黛玉没料想他竟这般说,眼波一怔,落目处月色如水,将金银洗炼作净色。
她按一按自己指尖,旋即别过脸,笑道:“你回回要我别笑你,你自个说说公道话,我哪回笑话你了?”
许靖川却也笑了,他没立时答话,只又环顾这边屋舍。
“我与你这般说,就是说,你即便笑了,我也不恼的。”
这会是鼓槌也震落,黛玉将身子背过去,俯身把霁童抱起:“好些日子不见,修炼进益,越发贫嘴贫舌。”

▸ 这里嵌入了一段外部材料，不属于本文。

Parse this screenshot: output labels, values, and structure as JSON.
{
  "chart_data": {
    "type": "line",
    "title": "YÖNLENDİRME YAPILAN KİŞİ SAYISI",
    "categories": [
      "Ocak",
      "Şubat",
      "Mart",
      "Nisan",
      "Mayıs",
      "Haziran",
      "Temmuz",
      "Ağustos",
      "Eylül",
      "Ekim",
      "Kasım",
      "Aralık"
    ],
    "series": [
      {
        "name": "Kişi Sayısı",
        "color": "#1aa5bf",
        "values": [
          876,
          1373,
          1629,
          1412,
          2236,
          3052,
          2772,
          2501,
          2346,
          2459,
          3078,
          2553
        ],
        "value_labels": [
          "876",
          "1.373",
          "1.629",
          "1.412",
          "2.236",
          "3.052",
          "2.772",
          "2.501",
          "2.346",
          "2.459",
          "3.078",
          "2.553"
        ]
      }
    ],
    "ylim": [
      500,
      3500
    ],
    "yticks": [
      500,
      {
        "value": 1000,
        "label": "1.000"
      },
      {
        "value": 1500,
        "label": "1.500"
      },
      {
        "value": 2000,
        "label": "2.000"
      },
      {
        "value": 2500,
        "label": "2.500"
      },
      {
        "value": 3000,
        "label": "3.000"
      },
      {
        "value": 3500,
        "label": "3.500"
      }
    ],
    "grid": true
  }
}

“你我二人不知真名实姓,却反而不必拘泥什么。”许靖川望着黛玉背影,那霁童在她肩上露着脑袋,定定注视着他这边。
“我也只能与你说说那些心里话了。”
黛玉没动,只扬起手,搂住霁童的小脑壳。霁童别过脸,那两道身影落在同一只眼眸中。
两个人许久未见,自有好些话说。又因着许靖川竟是个可触碰的魂灵,他便嬉闹似的,跟黛玉说要把那孤本抄录送出。
黛玉也起顽心,随口列出一张单目。许靖川听罢,正色道:“若是一并抄完,我也考得状元公。”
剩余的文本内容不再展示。